We may be one of the richest nations on earth but across the country there is a surprisingly high number of child poverty black spots. The child poverty map of the UK published by the Campaign to End Child Poverty reveals the shocking depth and breadth of child poverty that still exists across the country. In England alone, nearly a third of local authorities have at least one in four children living in poverty; where parents have to choose between eating and heating for the family because they are so hard up.
The disparities across the country are vast. Poverty levels in constituencies such as Manchester Central and Poplar and Limehouse reach over 40 per cent; in contrast, the poverty rate in the Prime Minister and Deputy Prime Minister's constituencies is under 10 per cent.
There's nothing inevitable about high levels of child poverty. As UNICEF showed last year, the UK comes 22nd out of 35 of the wealthiest industrialized countries in terms of its child poverty rates. And this is despite several years of sustained progress in reducing the number of children growing up poor. The Government has committed to the target set out in the Child Poverty Act 2010 to end child poverty in the UK by 2020. But now the chances of sustaining any progress towards achieving this target are very bleak.
The IFS predict that an additional 800,000 children will be in poverty by 2020; the Government's own estimates show that the Welfare Uprating Bill alone will push another 200,000 children below the poverty line.
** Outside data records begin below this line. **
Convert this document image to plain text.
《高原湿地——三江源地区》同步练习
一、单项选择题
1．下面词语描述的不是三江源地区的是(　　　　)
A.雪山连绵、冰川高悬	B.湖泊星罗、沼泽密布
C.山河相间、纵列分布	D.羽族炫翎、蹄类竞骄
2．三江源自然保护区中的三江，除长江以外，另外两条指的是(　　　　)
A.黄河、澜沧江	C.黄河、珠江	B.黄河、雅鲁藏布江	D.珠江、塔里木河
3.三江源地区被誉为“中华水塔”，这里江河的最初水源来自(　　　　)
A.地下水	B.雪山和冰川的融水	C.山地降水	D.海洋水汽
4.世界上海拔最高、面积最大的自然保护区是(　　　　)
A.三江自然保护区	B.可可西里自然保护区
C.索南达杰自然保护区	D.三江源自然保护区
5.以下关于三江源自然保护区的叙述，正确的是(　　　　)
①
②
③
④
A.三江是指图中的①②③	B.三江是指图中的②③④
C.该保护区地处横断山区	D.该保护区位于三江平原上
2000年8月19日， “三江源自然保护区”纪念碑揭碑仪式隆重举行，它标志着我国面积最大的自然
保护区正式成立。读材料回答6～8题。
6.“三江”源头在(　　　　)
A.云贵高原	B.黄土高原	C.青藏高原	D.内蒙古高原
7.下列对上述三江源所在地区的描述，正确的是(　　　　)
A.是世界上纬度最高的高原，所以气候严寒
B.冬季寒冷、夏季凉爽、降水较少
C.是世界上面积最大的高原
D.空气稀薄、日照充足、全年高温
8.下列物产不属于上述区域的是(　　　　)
There's an urgent need for the government to set out a strategy to show how it will move towards a consistent fall in the number of children living in poverty, rather than the predicted increases.
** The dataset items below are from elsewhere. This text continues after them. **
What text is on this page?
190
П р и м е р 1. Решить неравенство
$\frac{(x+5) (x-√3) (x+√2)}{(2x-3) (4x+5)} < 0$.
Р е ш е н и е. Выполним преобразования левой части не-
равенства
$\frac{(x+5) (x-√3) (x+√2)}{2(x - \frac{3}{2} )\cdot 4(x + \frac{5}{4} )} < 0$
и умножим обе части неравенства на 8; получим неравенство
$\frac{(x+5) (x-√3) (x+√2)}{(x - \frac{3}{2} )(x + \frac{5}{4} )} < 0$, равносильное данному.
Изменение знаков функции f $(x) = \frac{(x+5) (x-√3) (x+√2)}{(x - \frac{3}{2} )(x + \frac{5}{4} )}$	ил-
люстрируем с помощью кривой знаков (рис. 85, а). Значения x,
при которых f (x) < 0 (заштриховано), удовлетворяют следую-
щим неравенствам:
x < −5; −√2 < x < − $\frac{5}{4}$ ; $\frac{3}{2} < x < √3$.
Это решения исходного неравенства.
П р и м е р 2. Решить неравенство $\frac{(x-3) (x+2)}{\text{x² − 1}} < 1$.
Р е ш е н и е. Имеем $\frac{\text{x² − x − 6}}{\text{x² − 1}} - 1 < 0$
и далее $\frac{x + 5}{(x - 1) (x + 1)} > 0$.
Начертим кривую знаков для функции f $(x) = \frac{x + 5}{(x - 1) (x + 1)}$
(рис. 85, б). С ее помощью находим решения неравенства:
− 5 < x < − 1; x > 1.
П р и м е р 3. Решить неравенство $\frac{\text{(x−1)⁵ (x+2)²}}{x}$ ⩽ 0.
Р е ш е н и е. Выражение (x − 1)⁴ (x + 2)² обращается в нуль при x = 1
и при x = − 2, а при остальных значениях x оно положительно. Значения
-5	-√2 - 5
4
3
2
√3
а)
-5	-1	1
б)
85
But the report published this week also shows that there's much that local authorities can do to help prevent poverty in their area. Although councils are dealing with significant cuts to local budgets, they are increasingly gaining control over local spending on social security; End Child Poverty is calling on them to consider the needs of families with children when they make decisions about local discretionary spending.
From April, councils have responsibility for deciding who will be eligible for help with paying council tax, who receives emergency loans and grants, and who gets additional support to deal with the bedroom tax and the benefit cap. These decisions will have a significant impact on the lives of children and families on the edge of or below the poverty line.
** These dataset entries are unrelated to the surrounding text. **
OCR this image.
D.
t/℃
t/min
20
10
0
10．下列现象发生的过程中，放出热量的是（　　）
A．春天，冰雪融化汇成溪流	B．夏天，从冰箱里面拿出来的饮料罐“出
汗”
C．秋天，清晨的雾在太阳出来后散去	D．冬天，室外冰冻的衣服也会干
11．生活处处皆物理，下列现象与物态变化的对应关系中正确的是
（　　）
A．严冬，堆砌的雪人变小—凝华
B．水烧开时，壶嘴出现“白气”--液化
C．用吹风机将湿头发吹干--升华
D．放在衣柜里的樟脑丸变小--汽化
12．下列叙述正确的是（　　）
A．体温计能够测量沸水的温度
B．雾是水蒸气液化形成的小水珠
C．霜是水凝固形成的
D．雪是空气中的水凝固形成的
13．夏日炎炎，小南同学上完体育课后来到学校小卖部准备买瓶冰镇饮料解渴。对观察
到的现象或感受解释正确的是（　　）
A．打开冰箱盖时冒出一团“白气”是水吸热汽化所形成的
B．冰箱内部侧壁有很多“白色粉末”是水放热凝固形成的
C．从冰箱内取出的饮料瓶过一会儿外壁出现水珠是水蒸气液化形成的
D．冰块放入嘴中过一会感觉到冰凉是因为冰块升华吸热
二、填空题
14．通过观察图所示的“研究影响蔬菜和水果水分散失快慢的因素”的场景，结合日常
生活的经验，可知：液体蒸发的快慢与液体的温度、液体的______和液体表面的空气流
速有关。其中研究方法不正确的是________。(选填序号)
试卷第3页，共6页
Local authorities are also gaining responsibility for health and wellbeing in their area, with the establishment of new local health and wellbeing boards. These bodies need to recognize that poverty is a key driver of children's health. Their plans and needs analysis must link with the duties under the Child Poverty Act to publish a child poverty strategy. Local authorities must also ensure there is a holistic approach by integrating public health and anti poverty work with their overall approach to implementing welfare reform.
Ultimately child poverty will only be tackled by all levels of Government working together. The report today shows just how urgent the need is for that to happen.